Was Diet Responsible for the Salem Witch Trials?
Because Halloween is coming up and we're all feeling extra-spooky this time of year, Bon Appetit has dredged up the original thesis from the 1970s that suggested a bad crop of rye was the culprit behind the "bewitched" villagers during the Salem Witch Trials.
Witchcraft at Salem Village, 1876 All this could have potentially been avoided on a gluten-free diet.
Historians have long disputed the cause of the mass hysteria in 1692 that left more than 20 villagers dead and dozens more accused of witchcraft. Possible explanations over the years have ranged from medical hysteria to teenage boredom, but in the seventies an undergraduate named Linnda Caporael linked the villagers' symptoms to ergot, a fungus that grows on rye -- which happened to be the main grain grown by Salem Village at the time.
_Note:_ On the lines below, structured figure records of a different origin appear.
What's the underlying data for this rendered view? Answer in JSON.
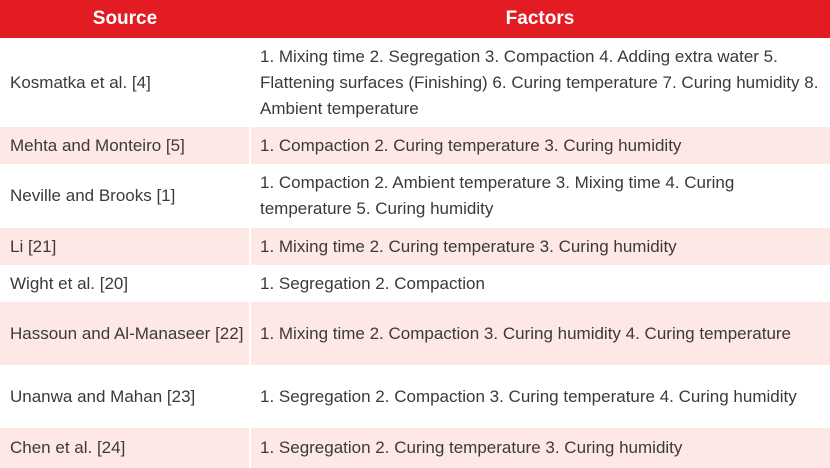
{
  "header": {
    "source": "Source",
    "factors": "Factors"
  },
  "colors": {
    "header_bg": "#e31b23",
    "row_alt_bg": "#fde8e6",
    "text": "#3a3a3a"
  },
  "rows": [
    {
      "source": "Kosmatka et al. [4]",
      "factors": "1. Mixing time 2. Segregation 3. Compaction 4. Adding extra water 5. Flattening surfaces (Finishing) 6. Curing temperature 7. Curing humidity 8. Ambient temperature"
    },
    {
      "source": "Mehta and Monteiro [5]",
      "factors": "1. Compaction 2. Curing temperature 3. Curing humidity"
    },
    {
      "source": "Neville and Brooks [1]",
      "factors": "1. Compaction 2. Ambient temperature 3. Mixing time 4. Curing temperature 5. Curing humidity"
    },
    {
      "source": "Li [21]",
      "factors": "1. Mixing time 2. Curing temperature 3. Curing humidity"
    },
    {
      "source": "Wight et al. [20]",
      "factors": "1. Segregation 2. Compaction"
    },
    {
      "source": "Hassoun and Al-Manaseer [22]",
      "factors": "1. Mixing time 2. Compaction 3. Curing humidity 4. Curing temperature"
    },
    {
      "source": "Unanwa and Mahan [23]",
      "factors": "1. Segregation 2. Compaction 3. Curing temperature 4. Curing humidity"
    },
    {
      "source": "Chen et al. [24]",
      "factors": "1. Segregation 2. Curing temperature 3. Curing humidity"
    }
  ]
}
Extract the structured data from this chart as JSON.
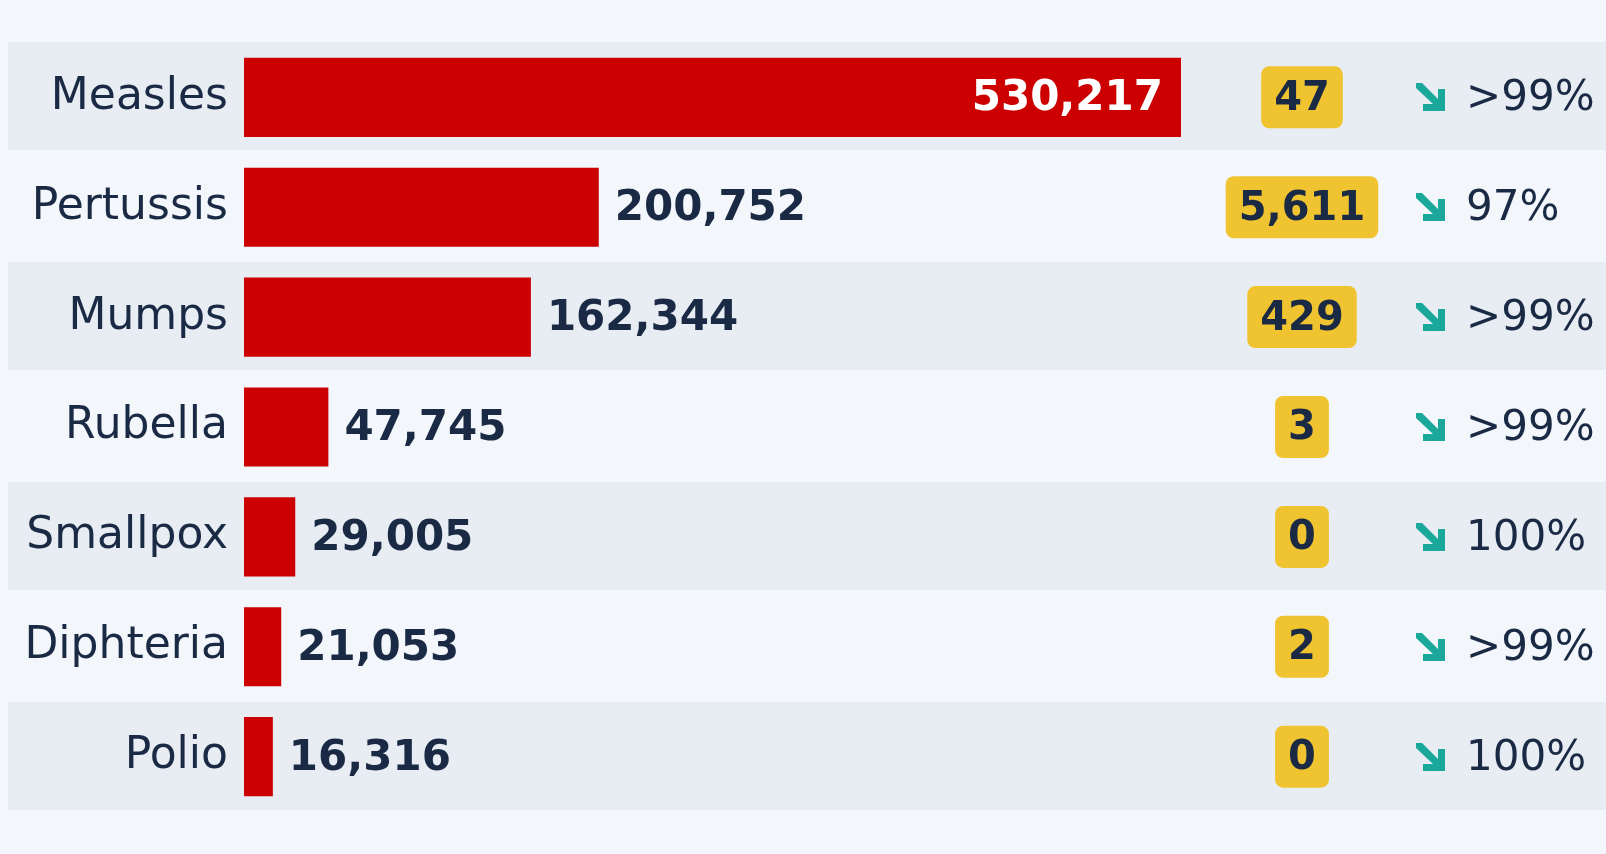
{
  "chart_data": {
    "type": "bar",
    "orientation": "horizontal",
    "categories": [
      "Measles",
      "Pertussis",
      "Mumps",
      "Rubella",
      "Smallpox",
      "Diphteria",
      "Polio"
    ],
    "values": [
      530217,
      200752,
      162344,
      47745,
      29005,
      21053,
      16316
    ],
    "value_labels": [
      "530,217",
      "200,752",
      "162,344",
      "47,745",
      "29,005",
      "21,053",
      "16,316"
    ],
    "color": "#cc0000",
    "legend": false,
    "annotations": [
      "47",
      ">99%",
      "5,611",
      "97%",
      "429",
      ">99%",
      "3",
      ">99%",
      "0",
      "100%",
      "2",
      ">99%",
      "0",
      "100%"
    ]
  }
}
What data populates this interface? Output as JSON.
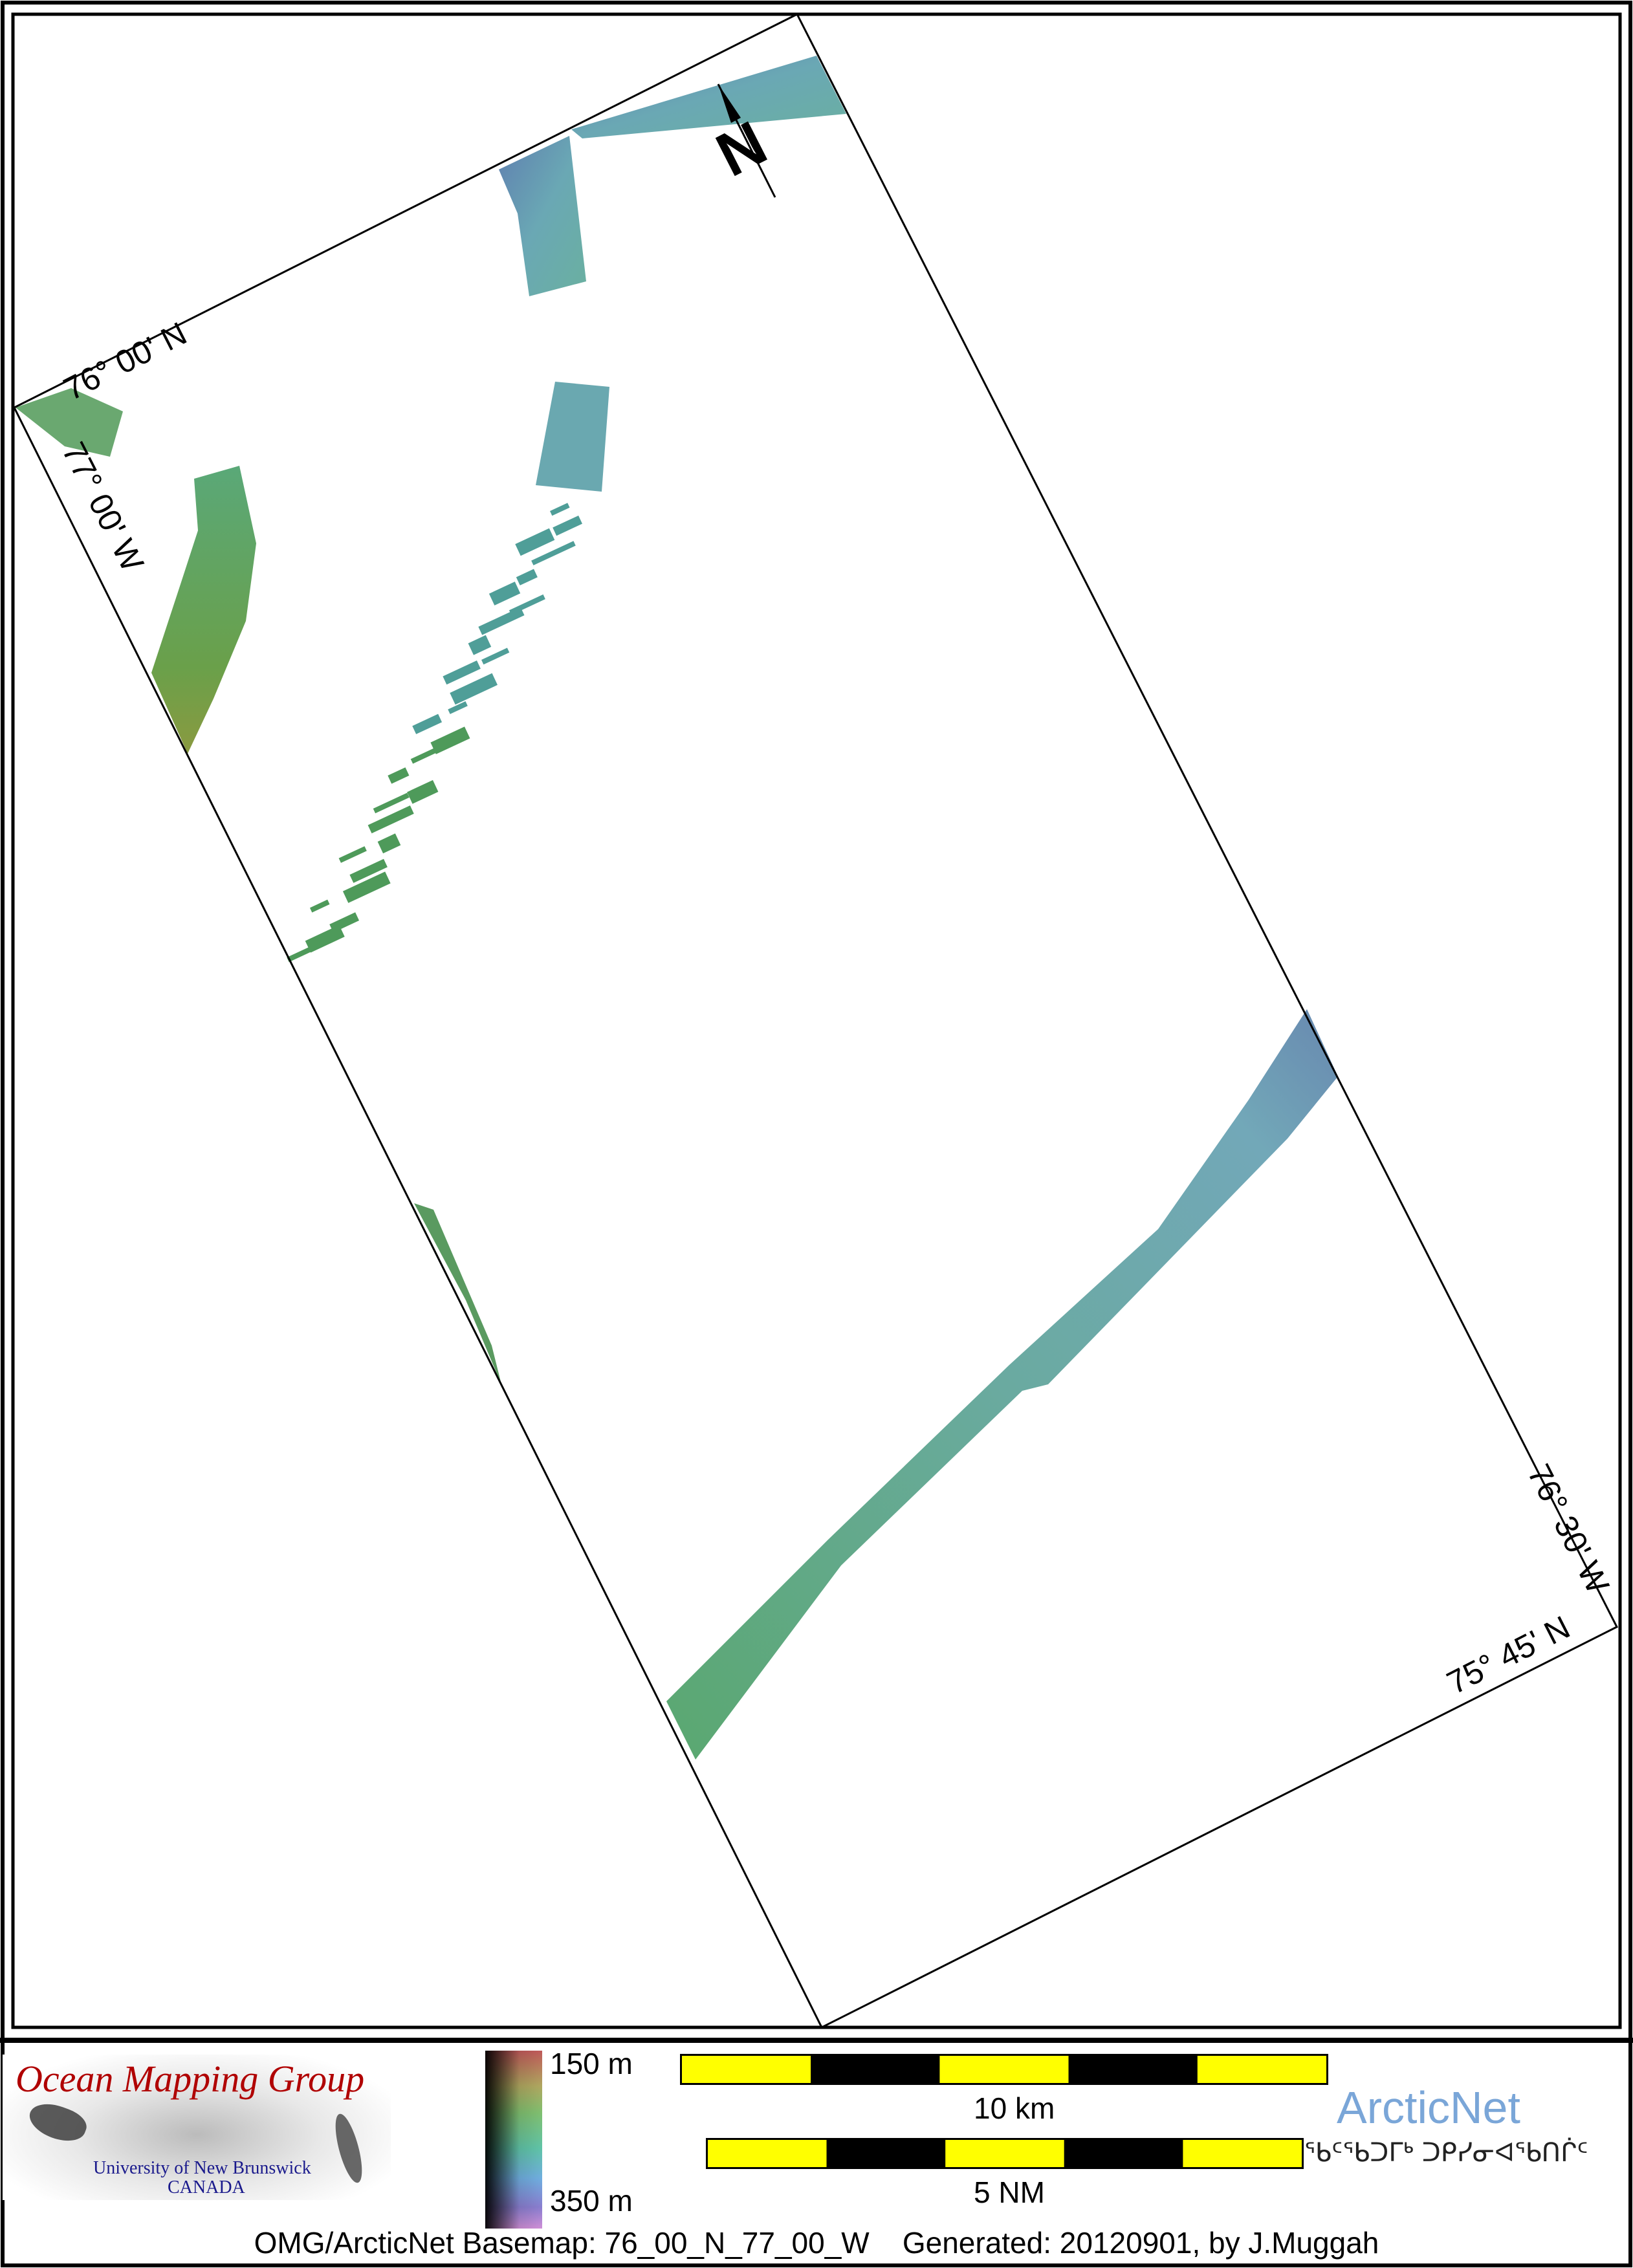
{
  "map": {
    "grid_labels": {
      "top_left_lat": "76° 00' N",
      "top_left_lon": "77° 00' W",
      "bottom_right_lon": "76° 30' W",
      "bottom_right_lat": "75° 45' N"
    },
    "north_arrow_label": "N",
    "swath_colors": [
      "#5a8ab0",
      "#6aa8b0",
      "#70b090",
      "#6aa860"
    ]
  },
  "legend": {
    "logo": {
      "title": "Ocean Mapping Group",
      "line1": "University of New Brunswick",
      "line2": "CANADA"
    },
    "colorbar": {
      "top_label": "150 m",
      "bottom_label": "350 m",
      "min_depth_m": 150,
      "max_depth_m": 350
    },
    "scalebar_km": {
      "label": "10 km",
      "segments": 5
    },
    "scalebar_nm": {
      "label": "5 NM",
      "segments": 5
    },
    "scalebar_colors": [
      "#ffff00",
      "#000000"
    ],
    "arcticnet": {
      "name": "ArcticNet",
      "syllabics": "ᖃᑦᖃᑐᒥᒃ ᑐᑭᓯᓂᐊᖃᑎᒌᑦ",
      "color": "#7aa6d8"
    },
    "footer": "OMG/ArcticNet Basemap: 76_00_N_77_00_W    Generated: 20120901, by J.Muggah"
  }
}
Caporael had previously read about ergot poisoning in the Middle Ages, and when she heard about the villagers' symptoms, including hallucinations, convulsions, and skin-sensations, something clicked in her brain. Ergot contains similar chemicals to LSD, and symptoms from ergot poisoning include crawling skin sensations, vertigo, hallucinations, mania, and psychosis. Additionally, the weather patterns in Salem that year (early rains, warm spring, hot and stormy summer) and the marshy location of the rye that the afflicted girls were more likely to eat both lend themselves to increased likelihood of ergot growth on rye.
We may never know what happened in Salem Village that summer, but it's a good reminder that what we eat can have long-lasting implications, even hundreds of years later.